A SHAKE-up of the state opposition’s shadow cabinet has seen Mornington MP David Morris take on the role of local government spokesperson.
Mr Morris’s new role is in addition to being the opposition’s spokesperson for finance and cabinet secretary.
Hastings MP Neale Burgess remains opposition spokesperson for small and medium sized enterprises.
Nepean MP Martin Dixon – a former education minister and the third Liberal Party MP on the Mornington Peninsula – has announced his retirement at the next election and holds no shadow cabinet position.
Opposition leader Matthew Guy said the Liberal Nationals coalition would over the next 14 months “give Victorians a real choice at the next election between more of the same or a better future”.
“Victorians will have a clear choice at the next election. A choice between a team focused on ideas and policies that will focus on jobs and protecting the way we live, or a government more focused on themselves’ and rorting the taxpayer,” Mr Guy said.
Mr Morris, a councillor and shire president of the former Shire of Mornington, said knew “better than most” the strengths and weaknesses of local government.
“At its best, local government builds a sense of community and provides basic but important services and does them well. At its worst, local government is a magnet for empire builders who think they’ve been elected to the United Nations.
“I believe if local government councillors want to play with federal political issues they should run for federal parliament and leave community issues to those that are genuinely passionate about their community.”
Mr Morris said the state opposition was “working on a plan to manage Victoria’s population growth of over 100,000 people every year”.
“It’s a plan that will grow jobs around the state, including an ambitious construction and infrastructure program that will improve the connectivity between cities and towns to help decentralise our population.”
He said local government “has an exciting and important role to play” in the decentralisation of population.
Mr Morris has opposed the Labor government’s planning changes which he says could see “buildings of up to 11 metres and potentially three storeys” constructed [on the peninsula] without a permit” and would “undoubtedly destroy forever the intrinsic coastal character of our towns and villages”.
He said changes to the general residential zone were in conflict with the Mornington Peninsula Localised Planning Statement, which was released in 2014 to great fanfare during the term of the Liberal-Nationals state government.

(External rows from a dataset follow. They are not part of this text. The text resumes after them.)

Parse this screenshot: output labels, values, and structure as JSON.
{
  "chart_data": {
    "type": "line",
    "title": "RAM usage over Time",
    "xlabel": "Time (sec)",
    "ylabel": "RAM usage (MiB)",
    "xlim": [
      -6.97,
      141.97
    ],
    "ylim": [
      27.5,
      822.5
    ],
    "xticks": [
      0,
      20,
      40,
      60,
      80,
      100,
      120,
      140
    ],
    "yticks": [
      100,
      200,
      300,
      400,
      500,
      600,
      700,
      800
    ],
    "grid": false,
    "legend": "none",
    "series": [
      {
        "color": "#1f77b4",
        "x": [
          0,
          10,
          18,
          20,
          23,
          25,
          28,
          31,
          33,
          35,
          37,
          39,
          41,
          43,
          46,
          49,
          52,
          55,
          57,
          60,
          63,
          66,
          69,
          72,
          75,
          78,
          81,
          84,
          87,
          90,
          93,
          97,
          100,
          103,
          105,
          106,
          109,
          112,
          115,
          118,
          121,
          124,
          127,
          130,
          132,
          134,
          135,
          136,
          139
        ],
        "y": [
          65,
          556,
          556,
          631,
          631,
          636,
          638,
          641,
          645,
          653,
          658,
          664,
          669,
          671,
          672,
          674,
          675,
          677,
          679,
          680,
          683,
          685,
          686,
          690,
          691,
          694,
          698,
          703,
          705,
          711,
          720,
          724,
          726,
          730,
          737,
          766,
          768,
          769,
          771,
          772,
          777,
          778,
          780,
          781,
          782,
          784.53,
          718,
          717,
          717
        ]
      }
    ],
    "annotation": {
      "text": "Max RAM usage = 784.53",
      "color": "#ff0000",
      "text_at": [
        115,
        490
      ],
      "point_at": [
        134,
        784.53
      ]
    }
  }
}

“The planning statement sought to recognise, maintain and enhance the special character of the peninsula, and maintain and enhance the character of our towns and villages. The recent changes clearly are in conflict with that state policy,” Mr Morris said.
Mr Morris, who played a big role in having the Mornington Planning scheme adopted, has previously told The News he would work with the shire in opposing the changes brought in by the Labor government.